Despite swapping out their entire starting XI, Chicago fought well for a draw against Portland. Sky Blue earned a draw against OL Reign despite the absence of their two USWNT forwards. Portland is relying on a keeper with no previous NWSL experience. We’ve seen goals from rookies, key plays from undrafted non-roster invitees, excellent saves from goalkeepers with zero previous NWSL minutes. There's quality up and down the league, and it's squeezing everything nice and tight.
One illustrative example: after six total games, the league currently features a six-way tie for third place. Obviously, you don’t want to over-interpret from such a small sample size, but it’s also notable that every game has been close.
Well, almost every game. Last night’s matchup between North Carolina and Washington was billed as a potential showdown between the league’s two best teams. That reflects a bit of an excitement bubble around Washington, who are certainly good but perhaps have been weighted with too many expectations too quickly. But North Carolina found their next gear toward the end of the first half and then brought on the big guns to start the second half, and the game was pretty quickly put away.
The reality is: this is a league of genuine parity, with North Carolina as the one remaining extreme outlier. In fact, it’s quite possible that the gap between the second and eighth best teams in this tournament is smaller than the gap between first and second. As Kim McCauley asks in her newsletter this morning (you’ve signed up for Kim’s newsletter, right?), would you be able to construct a roster from any two teams that would match up favorably against North Carolina? She thinks not, and I’m inclined to agree.
But, for me at least, even that element of massive discontinuity only heightens the pleasure of this event. Precisely because the tournament format significantly reduces the pressure for these group stages matches, it allows each team to set different objectives for themselves. North Carolina is here to win. Washington and Houston are teams on the rise who feel like they might be ready now to assert themselves. That compares with traditional powerhouses like Portland and Chicago who might normally feel the pressure to go hard, but who can actually take this year as a chance to mess around with their palette a bit.

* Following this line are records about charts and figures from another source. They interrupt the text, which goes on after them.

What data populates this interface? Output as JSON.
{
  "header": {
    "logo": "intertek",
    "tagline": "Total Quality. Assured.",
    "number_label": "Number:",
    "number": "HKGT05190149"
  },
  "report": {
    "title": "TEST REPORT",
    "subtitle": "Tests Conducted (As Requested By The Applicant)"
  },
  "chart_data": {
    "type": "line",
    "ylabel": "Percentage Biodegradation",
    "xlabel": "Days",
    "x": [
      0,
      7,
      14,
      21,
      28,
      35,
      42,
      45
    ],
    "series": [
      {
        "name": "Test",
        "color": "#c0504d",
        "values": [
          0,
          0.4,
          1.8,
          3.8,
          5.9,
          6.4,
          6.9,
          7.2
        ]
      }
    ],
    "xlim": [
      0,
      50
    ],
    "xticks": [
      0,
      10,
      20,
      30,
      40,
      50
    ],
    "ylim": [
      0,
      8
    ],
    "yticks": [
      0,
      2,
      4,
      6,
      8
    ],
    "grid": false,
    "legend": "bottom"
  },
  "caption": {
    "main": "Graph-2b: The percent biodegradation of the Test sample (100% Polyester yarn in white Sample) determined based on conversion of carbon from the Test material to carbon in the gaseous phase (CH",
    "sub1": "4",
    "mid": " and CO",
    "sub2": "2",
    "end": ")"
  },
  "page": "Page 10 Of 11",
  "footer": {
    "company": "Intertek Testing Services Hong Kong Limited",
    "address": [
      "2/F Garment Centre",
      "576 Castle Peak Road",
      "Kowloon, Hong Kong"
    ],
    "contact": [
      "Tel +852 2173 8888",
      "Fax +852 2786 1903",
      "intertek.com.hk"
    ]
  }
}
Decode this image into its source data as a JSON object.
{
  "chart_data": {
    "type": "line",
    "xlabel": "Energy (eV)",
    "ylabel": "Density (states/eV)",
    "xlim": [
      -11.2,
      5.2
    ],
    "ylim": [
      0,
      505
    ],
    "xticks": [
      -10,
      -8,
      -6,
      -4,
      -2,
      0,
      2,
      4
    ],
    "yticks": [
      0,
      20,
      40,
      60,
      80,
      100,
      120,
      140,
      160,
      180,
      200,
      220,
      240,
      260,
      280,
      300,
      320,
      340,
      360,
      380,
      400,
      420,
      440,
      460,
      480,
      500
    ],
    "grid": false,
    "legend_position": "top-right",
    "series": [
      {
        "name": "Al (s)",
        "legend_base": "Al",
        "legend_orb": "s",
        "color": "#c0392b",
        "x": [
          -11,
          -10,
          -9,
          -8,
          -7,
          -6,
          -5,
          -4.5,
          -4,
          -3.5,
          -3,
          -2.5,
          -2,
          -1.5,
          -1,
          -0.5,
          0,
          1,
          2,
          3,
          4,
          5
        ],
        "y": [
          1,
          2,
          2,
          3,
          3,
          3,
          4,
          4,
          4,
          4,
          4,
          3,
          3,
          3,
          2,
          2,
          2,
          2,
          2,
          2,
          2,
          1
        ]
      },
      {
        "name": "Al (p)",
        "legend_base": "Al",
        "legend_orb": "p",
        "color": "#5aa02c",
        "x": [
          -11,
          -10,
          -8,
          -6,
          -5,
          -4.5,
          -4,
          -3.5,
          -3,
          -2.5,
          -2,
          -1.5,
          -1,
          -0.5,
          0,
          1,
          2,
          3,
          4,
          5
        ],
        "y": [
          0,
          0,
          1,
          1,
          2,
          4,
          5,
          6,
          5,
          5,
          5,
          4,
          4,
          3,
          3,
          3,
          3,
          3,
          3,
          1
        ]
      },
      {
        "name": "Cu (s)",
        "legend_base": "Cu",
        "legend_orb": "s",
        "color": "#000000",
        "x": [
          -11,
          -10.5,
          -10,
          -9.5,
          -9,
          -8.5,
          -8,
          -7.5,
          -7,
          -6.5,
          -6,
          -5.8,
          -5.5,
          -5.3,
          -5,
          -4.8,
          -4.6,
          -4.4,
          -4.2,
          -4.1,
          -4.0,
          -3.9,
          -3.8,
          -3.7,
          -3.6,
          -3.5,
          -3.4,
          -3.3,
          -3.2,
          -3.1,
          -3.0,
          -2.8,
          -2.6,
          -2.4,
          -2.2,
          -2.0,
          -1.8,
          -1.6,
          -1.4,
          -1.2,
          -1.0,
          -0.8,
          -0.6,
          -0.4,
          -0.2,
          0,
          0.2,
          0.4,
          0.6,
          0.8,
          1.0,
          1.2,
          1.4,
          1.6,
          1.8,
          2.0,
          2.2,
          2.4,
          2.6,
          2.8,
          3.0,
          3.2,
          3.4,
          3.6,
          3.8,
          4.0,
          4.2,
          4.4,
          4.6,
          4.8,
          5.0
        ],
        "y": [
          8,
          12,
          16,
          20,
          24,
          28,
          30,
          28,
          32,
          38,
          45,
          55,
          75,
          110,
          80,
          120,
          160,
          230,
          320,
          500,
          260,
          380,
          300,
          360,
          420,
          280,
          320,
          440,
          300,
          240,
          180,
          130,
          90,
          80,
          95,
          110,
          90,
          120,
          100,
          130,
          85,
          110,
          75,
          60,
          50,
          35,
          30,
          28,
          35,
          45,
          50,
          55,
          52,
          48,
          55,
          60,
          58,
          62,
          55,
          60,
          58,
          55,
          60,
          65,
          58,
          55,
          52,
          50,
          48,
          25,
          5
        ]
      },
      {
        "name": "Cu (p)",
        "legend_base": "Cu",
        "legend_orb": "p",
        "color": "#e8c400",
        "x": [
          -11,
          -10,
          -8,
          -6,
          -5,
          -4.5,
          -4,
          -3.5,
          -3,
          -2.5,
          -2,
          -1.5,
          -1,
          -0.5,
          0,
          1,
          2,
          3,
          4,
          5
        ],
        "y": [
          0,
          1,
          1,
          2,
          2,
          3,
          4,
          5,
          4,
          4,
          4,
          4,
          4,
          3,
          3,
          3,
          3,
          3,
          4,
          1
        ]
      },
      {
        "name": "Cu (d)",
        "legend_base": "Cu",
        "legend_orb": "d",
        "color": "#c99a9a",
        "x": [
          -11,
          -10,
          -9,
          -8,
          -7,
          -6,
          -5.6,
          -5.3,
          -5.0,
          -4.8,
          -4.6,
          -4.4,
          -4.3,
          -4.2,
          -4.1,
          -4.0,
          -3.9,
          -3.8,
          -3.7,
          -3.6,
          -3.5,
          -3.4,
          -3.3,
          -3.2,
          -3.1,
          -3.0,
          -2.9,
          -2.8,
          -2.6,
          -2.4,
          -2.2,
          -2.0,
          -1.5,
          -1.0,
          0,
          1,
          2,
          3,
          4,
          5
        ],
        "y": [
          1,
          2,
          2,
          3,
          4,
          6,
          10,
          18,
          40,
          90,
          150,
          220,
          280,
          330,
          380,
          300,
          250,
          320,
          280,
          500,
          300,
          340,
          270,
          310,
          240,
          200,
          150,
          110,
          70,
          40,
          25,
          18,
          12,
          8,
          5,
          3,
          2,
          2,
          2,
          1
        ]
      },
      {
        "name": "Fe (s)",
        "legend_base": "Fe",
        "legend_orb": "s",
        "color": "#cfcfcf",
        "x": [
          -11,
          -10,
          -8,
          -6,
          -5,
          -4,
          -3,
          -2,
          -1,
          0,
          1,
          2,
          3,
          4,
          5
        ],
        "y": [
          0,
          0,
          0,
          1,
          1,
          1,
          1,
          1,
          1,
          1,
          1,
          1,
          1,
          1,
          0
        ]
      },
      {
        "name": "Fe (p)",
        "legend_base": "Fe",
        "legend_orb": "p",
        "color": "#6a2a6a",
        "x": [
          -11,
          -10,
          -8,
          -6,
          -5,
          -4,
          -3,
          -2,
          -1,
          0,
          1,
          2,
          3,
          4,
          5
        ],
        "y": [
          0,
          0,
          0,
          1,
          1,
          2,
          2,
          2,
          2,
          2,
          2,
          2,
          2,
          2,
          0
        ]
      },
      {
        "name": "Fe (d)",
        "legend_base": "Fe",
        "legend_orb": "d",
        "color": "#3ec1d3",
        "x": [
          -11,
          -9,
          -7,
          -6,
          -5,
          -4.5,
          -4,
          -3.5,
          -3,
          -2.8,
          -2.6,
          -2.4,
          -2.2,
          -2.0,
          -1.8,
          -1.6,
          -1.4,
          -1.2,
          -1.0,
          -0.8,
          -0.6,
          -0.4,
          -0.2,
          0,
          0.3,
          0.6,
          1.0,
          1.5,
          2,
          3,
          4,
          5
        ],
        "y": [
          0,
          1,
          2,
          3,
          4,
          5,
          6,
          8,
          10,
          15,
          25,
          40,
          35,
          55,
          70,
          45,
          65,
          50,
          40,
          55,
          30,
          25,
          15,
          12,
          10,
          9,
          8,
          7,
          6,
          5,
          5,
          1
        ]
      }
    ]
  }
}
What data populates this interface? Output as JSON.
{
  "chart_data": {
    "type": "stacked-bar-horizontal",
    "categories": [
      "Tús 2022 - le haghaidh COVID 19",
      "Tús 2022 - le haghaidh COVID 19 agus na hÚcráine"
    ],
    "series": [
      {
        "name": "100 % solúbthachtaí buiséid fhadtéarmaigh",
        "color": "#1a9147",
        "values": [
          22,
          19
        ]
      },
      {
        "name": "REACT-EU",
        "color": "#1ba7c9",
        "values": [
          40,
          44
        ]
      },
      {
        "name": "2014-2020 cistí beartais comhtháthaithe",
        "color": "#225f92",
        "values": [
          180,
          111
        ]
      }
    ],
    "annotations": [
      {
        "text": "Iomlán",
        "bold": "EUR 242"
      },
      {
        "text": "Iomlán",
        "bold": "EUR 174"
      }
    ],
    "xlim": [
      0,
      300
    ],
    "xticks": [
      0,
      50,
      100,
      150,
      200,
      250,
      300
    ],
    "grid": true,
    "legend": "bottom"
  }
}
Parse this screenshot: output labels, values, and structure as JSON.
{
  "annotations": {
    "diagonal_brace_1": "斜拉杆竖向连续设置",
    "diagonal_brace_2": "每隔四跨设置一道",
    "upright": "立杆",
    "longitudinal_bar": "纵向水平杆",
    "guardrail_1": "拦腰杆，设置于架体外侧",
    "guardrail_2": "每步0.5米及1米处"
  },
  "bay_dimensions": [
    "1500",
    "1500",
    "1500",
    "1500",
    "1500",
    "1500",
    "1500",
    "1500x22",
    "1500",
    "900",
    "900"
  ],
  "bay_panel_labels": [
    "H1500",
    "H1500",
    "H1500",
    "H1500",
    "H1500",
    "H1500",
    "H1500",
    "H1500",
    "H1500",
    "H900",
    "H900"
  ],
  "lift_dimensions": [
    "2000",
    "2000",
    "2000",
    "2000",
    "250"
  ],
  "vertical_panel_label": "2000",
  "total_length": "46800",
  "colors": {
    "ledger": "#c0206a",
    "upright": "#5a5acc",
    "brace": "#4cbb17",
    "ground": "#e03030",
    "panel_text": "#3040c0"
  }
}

Underlying all of this is the reality that expansion is coming, and likely in a big way. But one final benefit to this tournament structure: it provides an excellent staging ground for players who want to earn their way into a starting role. Some players will step up to fill gaps created by the expansion draft. Others will become free agents once rosters contract, but will have a strong resume to bolster their case for a new contract with an expansion team.
At times, NWSL watchers have worried a bit about how fast the league wants to expand. There’s been talk of adding five teams over the next couple years. Can the league really sustain its performance levels if players have to be stretched that thin? The answer suggested by the opening stages of this tournament is a pretty clear Yes. While expansion might cause some reallocations of power, there’s simply no reason to think it will significantly degrade the overall quality of play.
The American talent pool is bursting at the seams, and it’s ready for the next challenge.